It’s a good thing that one of the responsibilities of the Executive Branch isn’t determining what constitutes “good art” and “bad art.” While all forms of art and architecture are subjective, most would probably agree that the US government isn’t exactly an authority on architectural aesthetics, but that may not stop them from dabbling anyway. According to a preliminary draft order obtained by Architectural Record, the White House may be trying to rewrite the Guiding Principles for Federal Architecture, issued in 1962, to make all new federal buildings adhered to a classical architectural style.

The draft order, reportedly titled “Make Federal Buildings Beautiful Again,” says that for new and upgraded federal buildings, “the classical architectural style shall be the preferred and default style.” This would be an effort to return the country’s federal buildings to the classical models embraced by the founding fathers — a style inspired by democratic Athens and republican Rome.
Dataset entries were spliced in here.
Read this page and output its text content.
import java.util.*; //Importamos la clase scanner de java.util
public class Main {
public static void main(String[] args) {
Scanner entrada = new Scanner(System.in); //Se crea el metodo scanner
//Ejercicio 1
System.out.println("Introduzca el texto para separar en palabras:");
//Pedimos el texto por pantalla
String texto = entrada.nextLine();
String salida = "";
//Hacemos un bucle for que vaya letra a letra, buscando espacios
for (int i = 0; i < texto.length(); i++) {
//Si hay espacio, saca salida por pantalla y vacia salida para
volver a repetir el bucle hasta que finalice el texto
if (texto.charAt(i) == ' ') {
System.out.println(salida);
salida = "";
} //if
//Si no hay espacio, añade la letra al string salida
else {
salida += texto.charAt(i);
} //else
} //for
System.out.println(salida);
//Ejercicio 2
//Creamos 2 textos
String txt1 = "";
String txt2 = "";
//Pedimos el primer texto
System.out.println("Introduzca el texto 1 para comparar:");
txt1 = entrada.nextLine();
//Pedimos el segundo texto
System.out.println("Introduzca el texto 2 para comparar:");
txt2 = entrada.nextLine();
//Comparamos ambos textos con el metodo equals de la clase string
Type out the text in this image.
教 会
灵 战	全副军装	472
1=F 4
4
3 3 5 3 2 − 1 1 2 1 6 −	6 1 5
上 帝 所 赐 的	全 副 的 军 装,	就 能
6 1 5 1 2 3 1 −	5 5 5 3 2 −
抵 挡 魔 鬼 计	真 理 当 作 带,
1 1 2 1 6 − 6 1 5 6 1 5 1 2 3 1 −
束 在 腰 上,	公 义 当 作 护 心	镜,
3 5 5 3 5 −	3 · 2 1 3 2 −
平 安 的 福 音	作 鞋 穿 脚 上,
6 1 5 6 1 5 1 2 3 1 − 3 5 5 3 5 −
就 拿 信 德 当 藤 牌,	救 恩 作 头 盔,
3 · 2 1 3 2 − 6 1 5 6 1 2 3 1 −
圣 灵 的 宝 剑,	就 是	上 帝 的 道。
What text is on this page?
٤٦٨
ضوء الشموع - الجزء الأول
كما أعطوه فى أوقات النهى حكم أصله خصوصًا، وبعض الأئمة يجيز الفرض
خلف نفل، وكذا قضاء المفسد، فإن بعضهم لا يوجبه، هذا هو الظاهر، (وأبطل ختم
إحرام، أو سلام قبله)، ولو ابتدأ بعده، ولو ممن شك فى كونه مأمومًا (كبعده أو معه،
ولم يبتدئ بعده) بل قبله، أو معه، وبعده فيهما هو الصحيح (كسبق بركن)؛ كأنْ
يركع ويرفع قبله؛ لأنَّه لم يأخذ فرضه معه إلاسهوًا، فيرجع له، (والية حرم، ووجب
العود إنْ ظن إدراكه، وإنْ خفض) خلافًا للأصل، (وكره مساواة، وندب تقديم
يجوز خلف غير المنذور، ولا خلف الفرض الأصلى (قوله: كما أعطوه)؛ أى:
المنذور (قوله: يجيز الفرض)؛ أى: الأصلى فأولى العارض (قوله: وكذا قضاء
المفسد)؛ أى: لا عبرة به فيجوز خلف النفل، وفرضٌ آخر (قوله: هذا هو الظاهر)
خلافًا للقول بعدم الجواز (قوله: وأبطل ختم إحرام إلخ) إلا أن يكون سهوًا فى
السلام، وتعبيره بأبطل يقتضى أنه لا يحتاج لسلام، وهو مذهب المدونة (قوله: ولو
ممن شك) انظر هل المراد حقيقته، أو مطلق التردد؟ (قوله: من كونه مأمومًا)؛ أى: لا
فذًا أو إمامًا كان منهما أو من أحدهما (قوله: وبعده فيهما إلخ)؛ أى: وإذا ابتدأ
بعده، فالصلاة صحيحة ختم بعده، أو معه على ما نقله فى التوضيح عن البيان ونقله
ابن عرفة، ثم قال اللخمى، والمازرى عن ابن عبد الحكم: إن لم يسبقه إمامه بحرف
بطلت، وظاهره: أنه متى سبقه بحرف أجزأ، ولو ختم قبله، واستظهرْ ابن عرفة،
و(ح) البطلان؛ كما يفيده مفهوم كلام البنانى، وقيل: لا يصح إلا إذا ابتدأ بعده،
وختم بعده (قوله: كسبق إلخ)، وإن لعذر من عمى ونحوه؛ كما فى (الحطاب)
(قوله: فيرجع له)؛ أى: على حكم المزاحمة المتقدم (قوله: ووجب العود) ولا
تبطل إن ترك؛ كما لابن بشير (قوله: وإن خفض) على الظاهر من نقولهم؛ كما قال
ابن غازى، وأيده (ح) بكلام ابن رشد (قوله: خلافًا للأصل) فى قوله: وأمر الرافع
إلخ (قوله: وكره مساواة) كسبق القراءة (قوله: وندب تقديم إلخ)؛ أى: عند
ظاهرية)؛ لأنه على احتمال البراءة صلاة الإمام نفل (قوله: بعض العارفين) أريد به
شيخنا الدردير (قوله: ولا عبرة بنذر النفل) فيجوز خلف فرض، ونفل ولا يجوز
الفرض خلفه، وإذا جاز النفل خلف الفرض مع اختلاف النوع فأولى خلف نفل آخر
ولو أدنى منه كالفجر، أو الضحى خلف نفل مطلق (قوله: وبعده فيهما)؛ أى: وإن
The contemporary style, the order argues, has failed to integrate “our national values into Federal buildings,” which have been “influenced by Brutalism and Deconstructivism.”

The draft specifically calls out the US Federal Building in San Francisco and the US courthouse in Austin and Miami for having “little aesthetic appeal.”

Photo: Kazzland Inc/Shutterstock

The old Guiding Principles in place do say to avoid Brutalist and Deconstructivist styles, but they also state that “design must flow from the architectural profession to the government and not vice versa,” and even that “the Government should be willing to pay some additional cost to avoid excessive uniformity in design of Federal buildings.”

President Trump’s appointments have reflected this desire to reclaim the classical aesthetic. In 2018, he appointed Justin Shubow, the president of the National Civic Art Society, whose mission is to promote classical architecture. The society aims to restore architecture to its pre-modernist roots, with its website stating that, “contemporary architecture is by and large a failure.” Shubow was vocally against the modern design for the Eisenhower Memorial, which thankfully is still moving forward and will open in May.

It remains to be seen whether this draft order ever comes to fruition, but there will doubtless be pushback not only politically but also from the architectural community. The American Institute of Architects already issued a statement: “The AIA strongly opposes uniform style mandates for federal architecture. Architecture should be designed for the specific communities that it serves, reflecting our rich nation’s diverse places, thought, culture, and climates. Architects are committed to honoring our past as well as reflecting our future progress, protecting the freedom of thought and expression that are essential to democracy.”

The Trump Administration has not responded to the story.